Commençons par le commencement. David Michôd, réalisateur et scénariste a réalisé son premier long métrage en 2010, connu sans doute par certain, et applaudi par la critique, l’excellent Animal Kingdom. L’histoire suit la vie d’une famille de criminels qui se retrouve avec un nouveau venu, un neveu, qui sera tourmenté entre, être une grosse balance et renseigner la police, ou devenir comme ses oncles, un gangster. On retrouve dans ce premier film, l’acteur Guy Pearce, qui il me semble deviendra l’un des acteurs fétiches de David Michôd, car devinez quoi, c’est ce même monsieur Pearce qui tient le premier rôle dans The Rover.

The Rover qu’est-ce que c’est ? Eh bien c’est simple, c’est l’histoire d’un mec qui se fait voler sa voiture dans une Australie où l’économie s’est effondrée, et qui va tenter de la retrouver. Pour cela, il s’alliera au frère de l’un des voleurs, laissé pour mort derrière eux.

Bon, alors jusqu’ici tout va bien. Le scénario écrit par Michôd mais aussi par Joel Edgerton (connu pour son rôle récent de Tom Buchanan dans Gatsby le magnifique, ou encore Brendan Conlon l’un des deux frères de Warrior) est une perfection à quelques détails près. Nous sommes directement transportés dans cette Australie presque apocalyptique, et les paysages qu’offre ce vaste et majestueux pays porte totalement le film. L’introduction nous situe immédiatement dans le contexte, et après quelques minutes d’extrême passivité du personnage de Guy Pearce, celui-ci prend totalement le contrôle de l’histoire, et malgré la lenteur sublime de certaines scènes, le film tourne totalement autour de ce personnage mystique et étrange.

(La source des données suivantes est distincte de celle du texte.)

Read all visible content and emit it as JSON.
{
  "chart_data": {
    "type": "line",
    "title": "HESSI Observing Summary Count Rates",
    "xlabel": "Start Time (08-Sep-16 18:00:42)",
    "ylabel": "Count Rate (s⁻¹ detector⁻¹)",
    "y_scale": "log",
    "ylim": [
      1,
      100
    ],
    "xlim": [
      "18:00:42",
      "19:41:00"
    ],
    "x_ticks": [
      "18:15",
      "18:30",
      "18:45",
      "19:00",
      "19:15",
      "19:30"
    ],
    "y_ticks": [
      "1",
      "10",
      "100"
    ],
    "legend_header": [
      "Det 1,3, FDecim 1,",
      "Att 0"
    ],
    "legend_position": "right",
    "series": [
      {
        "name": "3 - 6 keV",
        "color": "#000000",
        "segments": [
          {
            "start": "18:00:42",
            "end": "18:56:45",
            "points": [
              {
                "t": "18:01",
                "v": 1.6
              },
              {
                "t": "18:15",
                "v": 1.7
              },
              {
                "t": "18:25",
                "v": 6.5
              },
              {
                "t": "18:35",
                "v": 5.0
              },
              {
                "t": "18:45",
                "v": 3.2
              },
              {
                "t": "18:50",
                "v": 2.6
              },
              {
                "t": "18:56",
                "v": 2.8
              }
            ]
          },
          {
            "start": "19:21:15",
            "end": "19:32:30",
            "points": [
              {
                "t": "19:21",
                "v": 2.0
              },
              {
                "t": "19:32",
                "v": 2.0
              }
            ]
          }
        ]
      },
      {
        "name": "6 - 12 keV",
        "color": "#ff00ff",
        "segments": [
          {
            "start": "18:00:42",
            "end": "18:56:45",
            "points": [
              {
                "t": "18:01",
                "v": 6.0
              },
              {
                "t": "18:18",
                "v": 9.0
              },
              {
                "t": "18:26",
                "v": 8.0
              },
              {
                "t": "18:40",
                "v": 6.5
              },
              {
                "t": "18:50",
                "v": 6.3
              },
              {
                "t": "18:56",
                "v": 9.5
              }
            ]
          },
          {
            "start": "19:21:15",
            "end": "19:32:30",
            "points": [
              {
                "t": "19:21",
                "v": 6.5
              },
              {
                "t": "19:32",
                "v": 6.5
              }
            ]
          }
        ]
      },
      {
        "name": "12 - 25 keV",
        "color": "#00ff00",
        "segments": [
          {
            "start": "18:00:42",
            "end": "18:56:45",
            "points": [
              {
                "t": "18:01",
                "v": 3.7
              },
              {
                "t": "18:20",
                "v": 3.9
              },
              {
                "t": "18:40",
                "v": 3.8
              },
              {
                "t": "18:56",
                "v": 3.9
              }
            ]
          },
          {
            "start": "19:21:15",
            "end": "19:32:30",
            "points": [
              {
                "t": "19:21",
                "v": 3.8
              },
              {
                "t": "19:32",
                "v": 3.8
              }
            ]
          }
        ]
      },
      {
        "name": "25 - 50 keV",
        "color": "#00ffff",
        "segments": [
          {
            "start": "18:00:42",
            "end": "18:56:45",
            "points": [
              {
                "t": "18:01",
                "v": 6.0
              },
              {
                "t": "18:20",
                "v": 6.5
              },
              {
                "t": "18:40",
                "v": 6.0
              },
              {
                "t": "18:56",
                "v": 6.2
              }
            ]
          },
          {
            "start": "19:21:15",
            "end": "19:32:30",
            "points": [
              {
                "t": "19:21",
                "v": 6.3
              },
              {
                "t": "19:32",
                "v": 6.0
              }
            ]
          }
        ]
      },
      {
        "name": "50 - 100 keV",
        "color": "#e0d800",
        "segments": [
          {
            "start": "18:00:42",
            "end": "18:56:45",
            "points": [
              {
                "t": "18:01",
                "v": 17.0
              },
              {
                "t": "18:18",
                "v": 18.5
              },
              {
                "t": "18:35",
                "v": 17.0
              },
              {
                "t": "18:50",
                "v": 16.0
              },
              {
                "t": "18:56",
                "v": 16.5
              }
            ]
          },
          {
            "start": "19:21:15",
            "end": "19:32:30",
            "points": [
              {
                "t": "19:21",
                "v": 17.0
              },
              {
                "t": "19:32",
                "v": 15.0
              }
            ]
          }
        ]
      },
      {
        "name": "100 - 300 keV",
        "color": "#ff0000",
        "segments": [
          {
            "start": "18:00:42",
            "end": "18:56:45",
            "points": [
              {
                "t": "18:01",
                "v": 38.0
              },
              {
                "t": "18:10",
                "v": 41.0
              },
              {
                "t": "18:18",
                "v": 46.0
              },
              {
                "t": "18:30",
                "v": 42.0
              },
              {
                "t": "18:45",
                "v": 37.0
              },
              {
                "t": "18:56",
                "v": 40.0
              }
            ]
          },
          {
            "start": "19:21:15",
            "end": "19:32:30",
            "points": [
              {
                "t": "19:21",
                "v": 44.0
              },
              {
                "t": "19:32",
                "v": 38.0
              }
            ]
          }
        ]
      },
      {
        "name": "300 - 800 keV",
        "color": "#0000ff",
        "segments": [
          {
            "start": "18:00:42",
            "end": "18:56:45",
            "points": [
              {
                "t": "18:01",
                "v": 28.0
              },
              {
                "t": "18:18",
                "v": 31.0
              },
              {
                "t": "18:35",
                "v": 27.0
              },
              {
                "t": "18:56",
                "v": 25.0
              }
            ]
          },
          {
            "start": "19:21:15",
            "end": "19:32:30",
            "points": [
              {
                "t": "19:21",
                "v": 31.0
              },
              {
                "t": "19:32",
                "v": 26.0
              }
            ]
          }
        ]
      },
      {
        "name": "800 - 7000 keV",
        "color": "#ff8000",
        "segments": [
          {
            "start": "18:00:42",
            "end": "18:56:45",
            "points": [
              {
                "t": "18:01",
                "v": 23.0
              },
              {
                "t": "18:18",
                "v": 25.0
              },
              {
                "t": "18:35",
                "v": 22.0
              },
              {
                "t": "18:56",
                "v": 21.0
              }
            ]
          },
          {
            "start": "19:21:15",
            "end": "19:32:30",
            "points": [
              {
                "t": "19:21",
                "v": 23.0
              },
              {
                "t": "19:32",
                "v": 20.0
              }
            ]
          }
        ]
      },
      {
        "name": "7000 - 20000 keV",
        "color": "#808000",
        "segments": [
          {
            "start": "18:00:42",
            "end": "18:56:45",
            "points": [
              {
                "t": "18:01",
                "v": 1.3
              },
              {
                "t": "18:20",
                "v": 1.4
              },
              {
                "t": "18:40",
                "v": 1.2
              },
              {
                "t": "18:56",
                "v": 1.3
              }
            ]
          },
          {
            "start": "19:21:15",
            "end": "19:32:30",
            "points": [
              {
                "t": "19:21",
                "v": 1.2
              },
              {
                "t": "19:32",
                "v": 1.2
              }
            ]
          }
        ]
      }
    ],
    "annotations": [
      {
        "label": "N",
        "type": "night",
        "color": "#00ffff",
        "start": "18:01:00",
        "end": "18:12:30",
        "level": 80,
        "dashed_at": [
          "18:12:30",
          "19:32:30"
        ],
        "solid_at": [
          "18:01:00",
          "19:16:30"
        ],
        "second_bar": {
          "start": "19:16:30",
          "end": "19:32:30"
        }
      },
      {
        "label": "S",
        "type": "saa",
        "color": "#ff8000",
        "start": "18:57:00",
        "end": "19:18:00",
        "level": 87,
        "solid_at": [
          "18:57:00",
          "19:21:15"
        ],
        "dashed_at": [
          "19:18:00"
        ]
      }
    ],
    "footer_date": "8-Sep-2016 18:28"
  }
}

Le film rappelle étrangement La route, de John Hillcoat, avec Vigo Mortensen, mais avec une violence différente, et surtout d’une manière beaucoup mieux rythmée. En effet, les moments de tensions sont parfaitement justes, et bien trouvés, quant à la violence, là où La Route se contentait pour moi de montrer que d’un côté, il y a les méchants (ceux qui n’ont aucune valeurs morales), et de l’autre les gentils (ceux qui souhaitent croire encore en l’humanité), The Rover montre que la part d’ombre en nous est beaucoup plus ambiguë, montrant un héros à la fois inhumain, qui souhaite coûte que coûte retrouver sa voiture, mais aussi, et surtout vers la fin doté de sentiments réels.
Le film se situe aussi sur le thème de la reconnaissance. Le héros est persuadé qu’aucune reconnaissance n’est faite de l’homme dans ce monde dévasté, notamment avec une scène sublime, où le héros s’emportera dans un vrai discours philosophique teinté de désespoir profond. Le personnage de Robert Pattinson est quant à lui à la recherche d’une reconnaissance personnelle à travers le regard des autres. Et c’est là que le titre trouve le plus sa justesse, par le caractère de ces deux personnages. The Rover, signifie le vagabond en anglais. Mais c’est aussi (dans la même langue) la désignation d’un chien fidèle, donc, Guy Pearce est le vagabond, et Robert Pattinson est le chien fidèle. Guy Pearce est un vagabond, pas seulement en voyageant et en traversant le pays, mais spirituellement aussi, laissant ses pensées, ses sentiments, se balader aux rythmes des péripéties de la traversée, et flirter avec la mort, tel un vagabond marchant inexorablement vers son destin. Robert Pattinson est quant à lui un chien qui essaye de faire plaisir à son maître, donnant la patte quand celui-ci le demande, et allant même jusqu’à le chercher quand celui-ci disparaît.
Le film est construit autour d’Éric et de son vol de voiture. Le réalisateur voulait placer l’histoire comme ça, et c’est seulement à partir de là, et bien sûr d’une Australie dévastée, que l’on voit les débordements de la société. Enfin, je voudrais dire deux mots en comparaison à Animal Kingdom. Si vous avez vu le premier film de David Michôd, alors je peux vous dire que n change complétement de registre. Tant sur le fond que sur la forme. Michôd ne film plus du tout la même chose, que ce soit au niveau des paysages que sur les personnages. Quand Joshua Cody subissait tous les évènements dans Animal Kingdom (excepté sur la fin, c’est un peu le principe même du film), Eric lui, ne subit rien, ou presque rien. Nous ne sommes pas, dans The Rover emmené par les péripéties, mais par le personnage lui-même et son périple fastidieux.
Et c’est ainsi qu’intervient la magnifique palette de couleur. Les couleurs sont en effet épurées, et tout est fait pour rappeler le désert, à la fois du paysage, du monde, de la pensée humaine, et de la société. C’est un film qui arrive à instaurer un suspens croissant, et ce malgré la forte luminosité des plans (qui a dit qu’il fallait que les scènes soient tournées dans le noir, où on y voit que dalle, pour que le suspens soit omniprésent ?). Le film est réalisé comme une sorte de western des temps moderne. Michôd le dit lui-même, et il est vrai qu’on retrouve la forte thématique de la vengeance. Mais ce n’est pas la seule ressemblance. On a aussi des guns, peu de personnages inintéressants qui ne feront pas avancer l’histoire, des guns, des grands paysages, des guns, et une forte tension dans une scène finale qui peut être associée à un duel de western.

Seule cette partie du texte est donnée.